The effects of potassium K doping on physicochemical properties of TiO₂, such as their crystallinity, surface areas S_A, solubility, photocatalytic activity, and band gap E_g, were studied by several researchers [25] [26] [27] [28]. Their results were summarized as follows; K-solubility was a very low around 0.2 at%, therefore, E_g was not changed and photocatalytic activity was decreased under visible light conditions. Hao et al. [29] studied the antibacterial activity of K-doped TiO₂ powders, which were prepared using molten potassium nitrate KNO₃ and metal Ti under various calcination temperatures. The obtained samples consisted of a-TiO₂ as well as metal Ti. Doped (2.6 - 10.6 at% K) TiO₂ samples showed a photocatalytic activity under visible light conditions, despite having a small change in the band gap (3.14 eV), contradicting a previous study [27].They assumed that K⁺ ions decreased E_g of a-TiO₂ and the doped samples killed bacteria under visible light conditions. Under dark conditions, the samples also showed some antibacterial activity.

Yu et al. [30] studied phosphorus-doped TiO₂ powders and reported their microstructures; phosphate P doping inhibited the grain growth during calcination, significantly increasing S_A, and decreased the pore size.

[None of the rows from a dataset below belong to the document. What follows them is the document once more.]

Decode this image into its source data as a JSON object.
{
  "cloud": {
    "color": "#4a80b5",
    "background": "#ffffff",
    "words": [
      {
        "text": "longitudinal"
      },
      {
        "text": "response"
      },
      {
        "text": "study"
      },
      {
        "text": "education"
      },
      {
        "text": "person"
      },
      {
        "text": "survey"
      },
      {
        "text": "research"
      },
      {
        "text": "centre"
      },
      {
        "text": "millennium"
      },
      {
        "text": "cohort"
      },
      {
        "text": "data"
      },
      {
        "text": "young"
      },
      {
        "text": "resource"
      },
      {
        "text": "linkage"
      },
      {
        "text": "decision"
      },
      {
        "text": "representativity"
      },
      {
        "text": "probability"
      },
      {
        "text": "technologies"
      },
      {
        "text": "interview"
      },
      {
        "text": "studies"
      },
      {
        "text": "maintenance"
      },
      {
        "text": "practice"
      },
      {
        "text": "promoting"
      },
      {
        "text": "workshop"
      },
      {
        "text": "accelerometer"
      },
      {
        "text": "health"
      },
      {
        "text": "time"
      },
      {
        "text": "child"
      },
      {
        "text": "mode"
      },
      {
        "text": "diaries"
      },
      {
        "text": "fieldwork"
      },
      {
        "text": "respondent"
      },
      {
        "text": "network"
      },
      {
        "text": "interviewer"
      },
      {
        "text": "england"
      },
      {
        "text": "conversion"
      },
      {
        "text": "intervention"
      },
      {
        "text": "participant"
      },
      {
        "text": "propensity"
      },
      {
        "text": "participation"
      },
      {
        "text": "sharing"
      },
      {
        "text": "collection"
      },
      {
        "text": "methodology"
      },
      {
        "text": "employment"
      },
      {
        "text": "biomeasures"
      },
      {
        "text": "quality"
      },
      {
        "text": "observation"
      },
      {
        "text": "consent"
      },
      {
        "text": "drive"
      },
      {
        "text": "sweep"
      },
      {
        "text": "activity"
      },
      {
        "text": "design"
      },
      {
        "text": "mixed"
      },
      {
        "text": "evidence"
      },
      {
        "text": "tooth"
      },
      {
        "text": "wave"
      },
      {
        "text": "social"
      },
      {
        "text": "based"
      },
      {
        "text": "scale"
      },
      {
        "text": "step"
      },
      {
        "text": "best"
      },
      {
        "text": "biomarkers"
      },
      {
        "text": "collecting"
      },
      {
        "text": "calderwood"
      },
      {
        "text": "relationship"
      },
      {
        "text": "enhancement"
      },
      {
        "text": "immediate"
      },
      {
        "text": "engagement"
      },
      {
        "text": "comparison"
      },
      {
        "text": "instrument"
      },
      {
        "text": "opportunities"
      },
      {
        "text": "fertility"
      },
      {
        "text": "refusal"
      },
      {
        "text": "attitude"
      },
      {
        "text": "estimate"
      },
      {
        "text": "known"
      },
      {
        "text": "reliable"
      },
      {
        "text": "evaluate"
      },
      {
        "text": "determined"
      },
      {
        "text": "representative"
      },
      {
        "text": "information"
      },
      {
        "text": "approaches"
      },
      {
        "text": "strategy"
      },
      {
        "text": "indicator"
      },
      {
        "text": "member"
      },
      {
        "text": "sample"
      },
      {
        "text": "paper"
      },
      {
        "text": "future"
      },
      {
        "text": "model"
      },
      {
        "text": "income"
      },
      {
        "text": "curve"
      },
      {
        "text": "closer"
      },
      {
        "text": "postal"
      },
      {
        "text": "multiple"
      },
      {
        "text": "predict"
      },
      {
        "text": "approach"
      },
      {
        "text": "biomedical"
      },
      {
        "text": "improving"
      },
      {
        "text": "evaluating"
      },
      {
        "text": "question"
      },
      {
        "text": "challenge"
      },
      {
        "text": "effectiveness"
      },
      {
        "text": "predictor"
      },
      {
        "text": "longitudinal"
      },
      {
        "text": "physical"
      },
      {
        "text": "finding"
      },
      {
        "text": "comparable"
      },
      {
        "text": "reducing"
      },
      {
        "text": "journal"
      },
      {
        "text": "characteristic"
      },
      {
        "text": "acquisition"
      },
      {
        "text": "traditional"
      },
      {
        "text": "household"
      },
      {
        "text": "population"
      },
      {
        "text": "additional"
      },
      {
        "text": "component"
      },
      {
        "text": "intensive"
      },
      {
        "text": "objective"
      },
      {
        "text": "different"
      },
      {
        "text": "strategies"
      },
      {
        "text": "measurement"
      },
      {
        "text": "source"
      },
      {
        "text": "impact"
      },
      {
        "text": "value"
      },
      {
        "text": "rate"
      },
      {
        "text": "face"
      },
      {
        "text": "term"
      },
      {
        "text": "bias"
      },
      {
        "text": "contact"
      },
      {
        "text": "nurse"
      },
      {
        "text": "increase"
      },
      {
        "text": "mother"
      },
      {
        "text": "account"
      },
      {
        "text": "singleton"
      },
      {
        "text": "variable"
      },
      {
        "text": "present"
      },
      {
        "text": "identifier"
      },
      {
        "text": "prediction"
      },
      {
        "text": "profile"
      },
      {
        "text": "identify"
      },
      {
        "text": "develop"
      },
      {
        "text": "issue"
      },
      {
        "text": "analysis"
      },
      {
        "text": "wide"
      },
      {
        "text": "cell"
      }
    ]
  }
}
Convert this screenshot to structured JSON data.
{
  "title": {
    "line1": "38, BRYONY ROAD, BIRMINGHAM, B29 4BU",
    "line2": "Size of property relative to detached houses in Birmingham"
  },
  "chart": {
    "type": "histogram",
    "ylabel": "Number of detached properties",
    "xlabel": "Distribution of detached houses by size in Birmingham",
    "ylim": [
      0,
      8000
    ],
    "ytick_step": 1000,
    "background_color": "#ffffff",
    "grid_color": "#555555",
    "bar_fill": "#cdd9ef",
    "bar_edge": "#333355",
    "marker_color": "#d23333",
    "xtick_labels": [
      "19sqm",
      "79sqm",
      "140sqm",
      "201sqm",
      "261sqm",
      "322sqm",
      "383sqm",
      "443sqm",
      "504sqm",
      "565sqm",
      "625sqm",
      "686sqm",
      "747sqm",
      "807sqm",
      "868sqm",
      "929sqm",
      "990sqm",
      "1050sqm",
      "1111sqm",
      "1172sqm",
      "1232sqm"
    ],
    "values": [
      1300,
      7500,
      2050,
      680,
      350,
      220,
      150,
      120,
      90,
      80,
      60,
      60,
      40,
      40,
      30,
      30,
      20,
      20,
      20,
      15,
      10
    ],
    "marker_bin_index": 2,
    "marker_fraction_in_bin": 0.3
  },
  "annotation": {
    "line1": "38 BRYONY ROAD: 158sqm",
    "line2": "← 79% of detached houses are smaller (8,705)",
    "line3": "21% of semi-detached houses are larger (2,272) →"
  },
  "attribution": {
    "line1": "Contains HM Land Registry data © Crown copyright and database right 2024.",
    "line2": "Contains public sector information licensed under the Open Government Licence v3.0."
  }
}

About the values of E_g, opposite results were reported, E_g became larger [30] and smaller [31] [32] than those of undoped one. This might be explained in terms of a different source of P and way of synthesis method. Shi et al. [32] investigated the bonding of P in the crystal structure and reported that P was only present as P⁵⁺, and only Ti-O-P bonds were detected. This substitution consequently led to a charge imbalance, which needs to be compensated. The compensation was proved through the decrease in oxygen vacancies. It is known that decreasing oxygen vacancies improved photocatalytic activity, because oxygen vacancies acted as recombination centres for electron-hole pairs [33] [34]. In addition, they also observed an increase in the photocatalytic activity with increasing the P content. Jin et al. [35] found that P doping increased hydroxyl radical emission from the surface, which was also favourable in terms of photocatalytic activity.

Up to now, there is no report on the generation of ROS from a-TiO₂ NPS under dark conditions. Then, we started to investigate the relationship between the amount of ROS and the contents of K, P, and their combined doping, from the viewpoint of the microstructure and physicochemical properties. Finally, we found that anatase (a-TiO₂) powders which could submit a lot of ROS even in the dark; the amounts of ROS were much higher than our previous antibacterial ZnO, in addition, this powder could be prepared with much simpler process. The present paper treats the physicochemical properties in relation with the microbial toxicity of thus prepared anatase (a-TiO₂) as a function of impurity contents and its doping method.